Time limit: 3.000 seconds

Background

(An homage to Theodore Seuss Geisel)

The Cat in the Hat is a nasty creature,
But the striped hat he is wearing has a rather nifty feature.

With one flick of his wrist he pops his top off.

Do you know what's inside that Cat's hat?
A bunch of small cats, each with its own striped hat.

Each little cat does the same as line three,
All except the littlest ones, who just say "Why me?"

Because the littlest cats have to clean all the grime,
And they're tired of doing it time after time!

The Problem

A clever cat walks into a messy room which he needs to clean. Instead of doing the work alone, it decides to have its helper cats do the work. It keeps its (smaller) helper cats inside its hat. Each helper cat also has helper cats in its own hat, and so on. Eventually, the cats reach a smallest size. These smallest cats have no additional cats in their hats. These unfortunate smallest cats have to do the cleaning.
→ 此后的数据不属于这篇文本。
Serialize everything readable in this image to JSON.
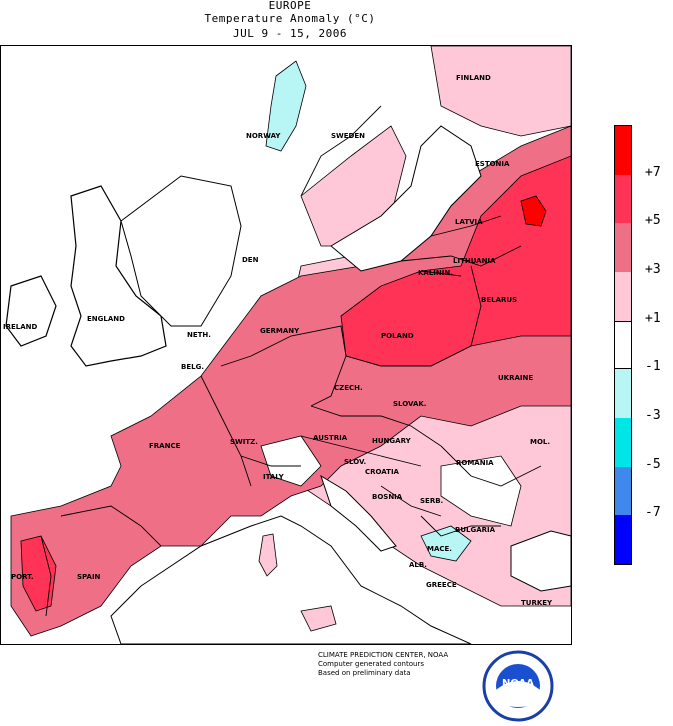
{
  "header": {
    "region": "EUROPE",
    "quantity": "Temperature Anomaly (°C)",
    "period": "JUL 9 - 15, 2006"
  },
  "legend": {
    "ticks": [
      "+7",
      "+5",
      "+3",
      "+1",
      "-1",
      "-3",
      "-5",
      "-7"
    ],
    "colors": [
      "#ff0000",
      "#ff3355",
      "#ee6f86",
      "#ffc8d8",
      "#ffffff",
      "#b8f6f6",
      "#00e6e6",
      "#3f88ee",
      "#0000ff"
    ]
  },
  "map_labels": {
    "finland": "FINLAND",
    "norway": "NORWAY",
    "sweden": "SWEDEN",
    "estonia": "ESTONIA",
    "latvia": "LATVIA",
    "lithuania": "LITHUANIA",
    "kalinin": "KALININ.",
    "belarus": "BELARUS",
    "den": "DEN",
    "ireland": "IRELAND",
    "england": "ENGLAND",
    "neth": "NETH.",
    "germany": "GERMANY",
    "poland": "POLAND",
    "belg": "BELG.",
    "czech": "CZECH.",
    "slovak": "SLOVAK.",
    "ukraine": "UKRAINE",
    "mol": "MOL.",
    "france": "FRANCE",
    "switz": "SWITZ.",
    "austria": "AUSTRIA",
    "hungary": "HUNGARY",
    "romania": "ROMANIA",
    "slov": "SLOV.",
    "croatia": "CROATIA",
    "italy": "ITALY",
    "bosnia": "BOSNIA",
    "serb": "SERB.",
    "bulgaria": "BULGARIA",
    "mace": "MACE.",
    "alb": "ALB.",
    "greece": "GREECE",
    "turkey": "TURKEY",
    "port": "PORT.",
    "spain": "SPAIN"
  },
  "credits": {
    "line1": "CLIMATE PREDICTION CENTER, NOAA",
    "line2": "Computer generated contours",
    "line3": "Based on preliminary data"
  },
  "logo": {
    "text": "NOAA"
  }
}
The number of cats inside each (non-smallest) cat's hat is a constant, N. The height of these cats-in-a-hat is 1 / (N + 1) times the height of the cat whose hat they are in.
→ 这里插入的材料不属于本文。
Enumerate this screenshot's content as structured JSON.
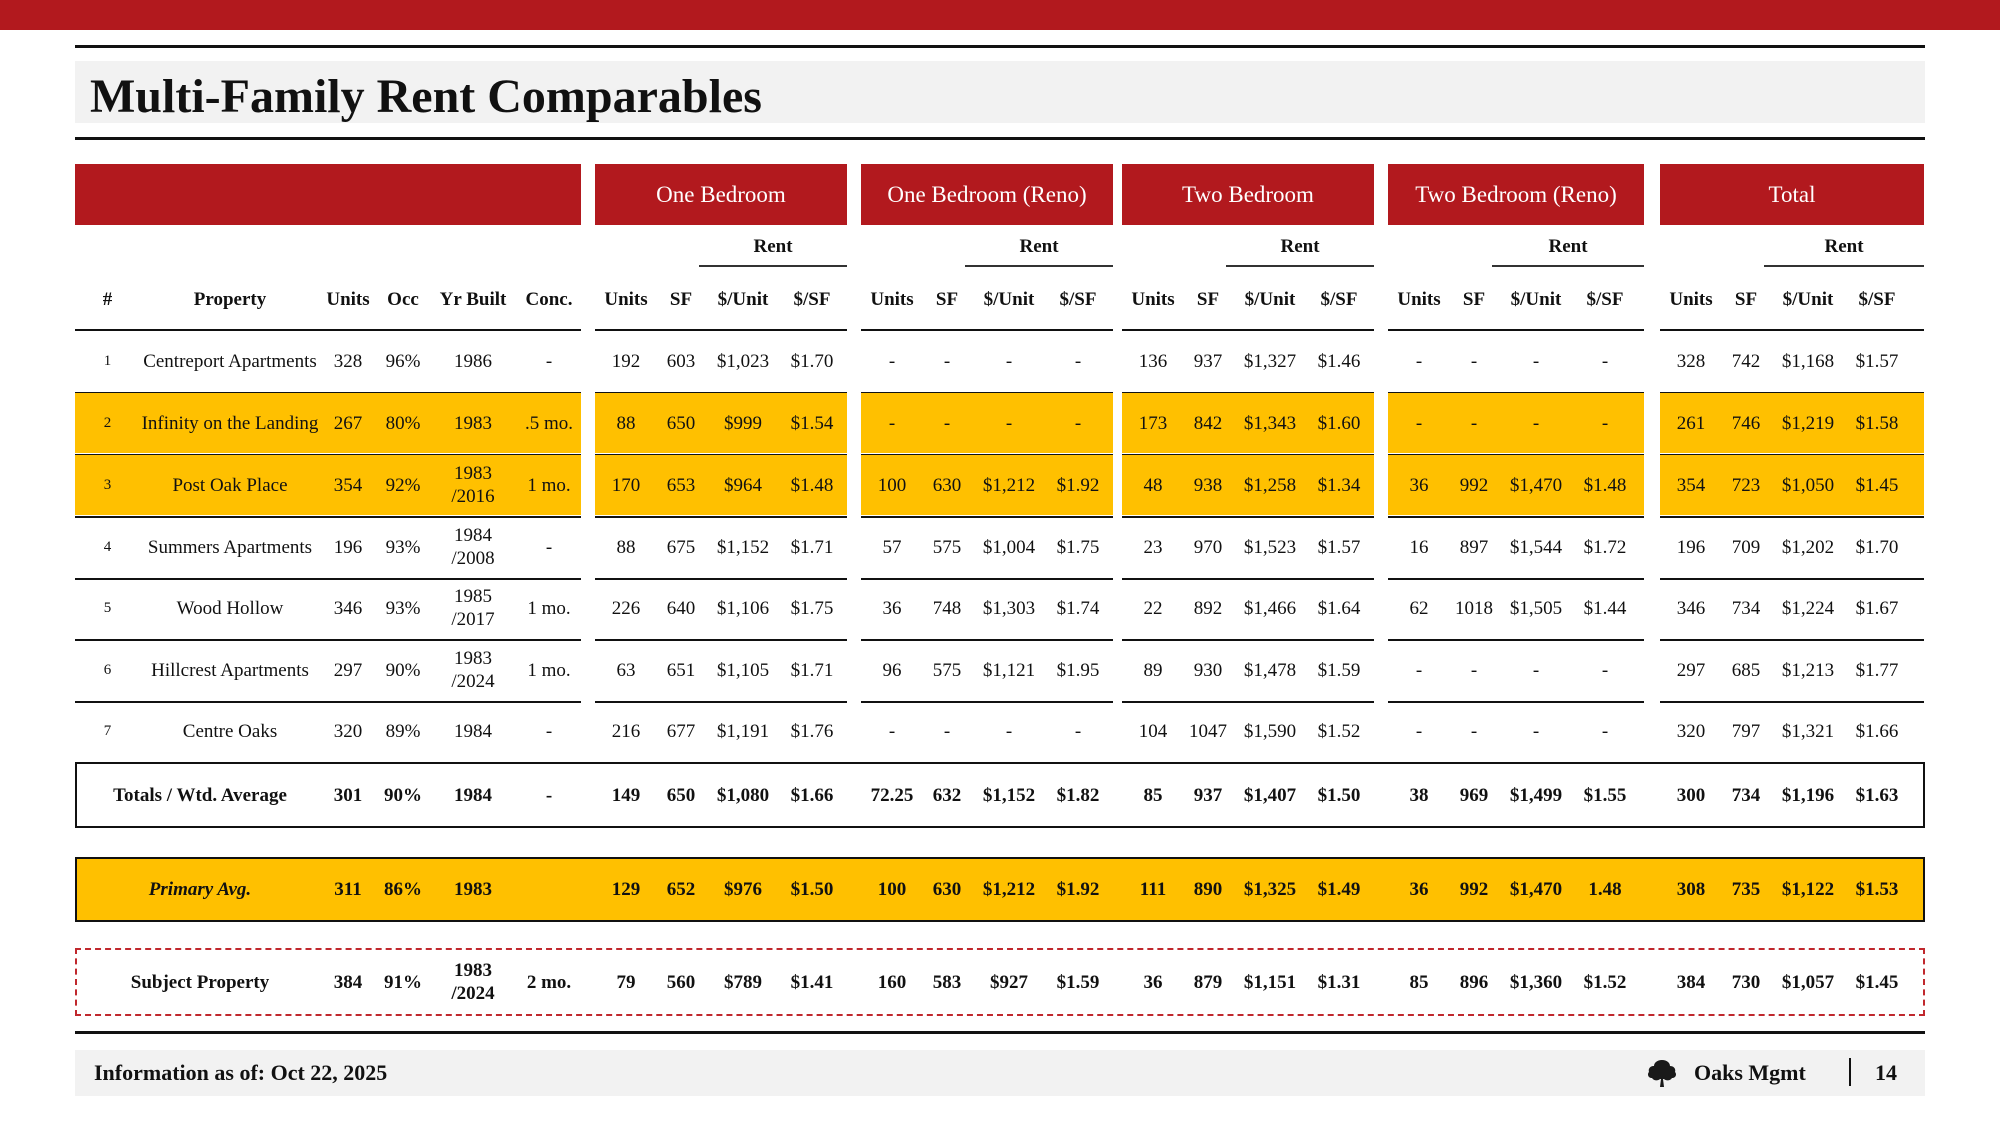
{
  "title": "Multi-Family Rent Comparables",
  "groups": [
    "One Bedroom",
    "One Bedroom (Reno)",
    "Two Bedroom",
    "Two Bedroom (Reno)",
    "Total"
  ],
  "rent_label": "Rent",
  "property_headers": [
    "#",
    "Property",
    "Units",
    "Occ",
    "Yr Built",
    "Conc."
  ],
  "unit_headers": [
    "Units",
    "SF",
    "$/Unit",
    "$/SF"
  ],
  "rows": [
    {
      "num": "1",
      "property": "Centreport Apartments",
      "units": "328",
      "occ": "96%",
      "yr": "1986",
      "conc": "-",
      "highlight": false,
      "vals": [
        "192",
        "603",
        "$1,023",
        "$1.70",
        "-",
        "-",
        "-",
        "-",
        "136",
        "937",
        "$1,327",
        "$1.46",
        "-",
        "-",
        "-",
        "-",
        "328",
        "742",
        "$1,168",
        "$1.57"
      ]
    },
    {
      "num": "2",
      "property": "Infinity on the Landing",
      "units": "267",
      "occ": "80%",
      "yr": "1983",
      "conc": ".5  mo.",
      "highlight": true,
      "vals": [
        "88",
        "650",
        "$999",
        "$1.54",
        "-",
        "-",
        "-",
        "-",
        "173",
        "842",
        "$1,343",
        "$1.60",
        "-",
        "-",
        "-",
        "-",
        "261",
        "746",
        "$1,219",
        "$1.58"
      ]
    },
    {
      "num": "3",
      "property": "Post Oak Place",
      "units": "354",
      "occ": "92%",
      "yr": "1983 /2016",
      "conc": "1 mo.",
      "highlight": true,
      "vals": [
        "170",
        "653",
        "$964",
        "$1.48",
        "100",
        "630",
        "$1,212",
        "$1.92",
        "48",
        "938",
        "$1,258",
        "$1.34",
        "36",
        "992",
        "$1,470",
        "$1.48",
        "354",
        "723",
        "$1,050",
        "$1.45"
      ]
    },
    {
      "num": "4",
      "property": "Summers Apartments",
      "units": "196",
      "occ": "93%",
      "yr": "1984 /2008",
      "conc": "-",
      "highlight": false,
      "vals": [
        "88",
        "675",
        "$1,152",
        "$1.71",
        "57",
        "575",
        "$1,004",
        "$1.75",
        "23",
        "970",
        "$1,523",
        "$1.57",
        "16",
        "897",
        "$1,544",
        "$1.72",
        "196",
        "709",
        "$1,202",
        "$1.70"
      ]
    },
    {
      "num": "5",
      "property": "Wood Hollow",
      "units": "346",
      "occ": "93%",
      "yr": "1985 /2017",
      "conc": "1 mo.",
      "highlight": false,
      "vals": [
        "226",
        "640",
        "$1,106",
        "$1.75",
        "36",
        "748",
        "$1,303",
        "$1.74",
        "22",
        "892",
        "$1,466",
        "$1.64",
        "62",
        "1018",
        "$1,505",
        "$1.44",
        "346",
        "734",
        "$1,224",
        "$1.67"
      ]
    },
    {
      "num": "6",
      "property": "Hillcrest Apartments",
      "units": "297",
      "occ": "90%",
      "yr": "1983 /2024",
      "conc": "1 mo.",
      "highlight": false,
      "vals": [
        "63",
        "651",
        "$1,105",
        "$1.71",
        "96",
        "575",
        "$1,121",
        "$1.95",
        "89",
        "930",
        "$1,478",
        "$1.59",
        "-",
        "-",
        "-",
        "-",
        "297",
        "685",
        "$1,213",
        "$1.77"
      ]
    },
    {
      "num": "7",
      "property": "Centre Oaks",
      "units": "320",
      "occ": "89%",
      "yr": "1984",
      "conc": "-",
      "highlight": false,
      "vals": [
        "216",
        "677",
        "$1,191",
        "$1.76",
        "-",
        "-",
        "-",
        "-",
        "104",
        "1047",
        "$1,590",
        "$1.52",
        "-",
        "-",
        "-",
        "-",
        "320",
        "797",
        "$1,321",
        "$1.66"
      ]
    }
  ],
  "totals": {
    "label": "Totals / Wtd. Average",
    "units": "301",
    "occ": "90%",
    "yr": "1984",
    "conc": "-",
    "vals": [
      "149",
      "650",
      "$1,080",
      "$1.66",
      "72.25",
      "632",
      "$1,152",
      "$1.82",
      "85",
      "937",
      "$1,407",
      "$1.50",
      "38",
      "969",
      "$1,499",
      "$1.55",
      "300",
      "734",
      "$1,196",
      "$1.63"
    ]
  },
  "primary": {
    "label": "Primary Avg.",
    "units": "311",
    "occ": "86%",
    "yr": "1983",
    "conc": "",
    "vals": [
      "129",
      "652",
      "$976",
      "$1.50",
      "100",
      "630",
      "$1,212",
      "$1.92",
      "111",
      "890",
      "$1,325",
      "$1.49",
      "36",
      "992",
      "$1,470",
      "1.48",
      "308",
      "735",
      "$1,122",
      "$1.53"
    ]
  },
  "subject": {
    "label": "Subject Property",
    "units": "384",
    "occ": "91%",
    "yr": "1983 /2024",
    "conc": "2 mo.",
    "vals": [
      "79",
      "560",
      "$789",
      "$1.41",
      "160",
      "583",
      "$927",
      "$1.59",
      "36",
      "879",
      "$1,151",
      "$1.31",
      "85",
      "896",
      "$1,360",
      "$1.52",
      "384",
      "730",
      "$1,057",
      "$1.45"
    ]
  },
  "footer": {
    "info": "Information as of: Oct 22, 2025",
    "brand": "Oaks Mgmt",
    "page": "14"
  },
  "colors": {
    "accent_red": "#b2191e",
    "highlight_yellow": "#ffc000",
    "subject_border": "#c0282d"
  },
  "icons": {
    "brand_logo": "oak-tree-icon"
  }
}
The smallest cats are of height one;
these are the cats that get the work done.

All heights are positive integers.

Given the height of the initial cat and the number of worker cats (of height one), find the number of cats that are not doing any work (cats of height greater than one) and also determine the sum of all the cats' heights (the height of a stack of all cats standing one on top of another).

The Input

The input consists of a sequence of cat-in-hat specifications. Each specification is a single line consisting of two positive integers, separated by white space. The first integer is the height of the initial cat, and the second integer is the number of worker cats.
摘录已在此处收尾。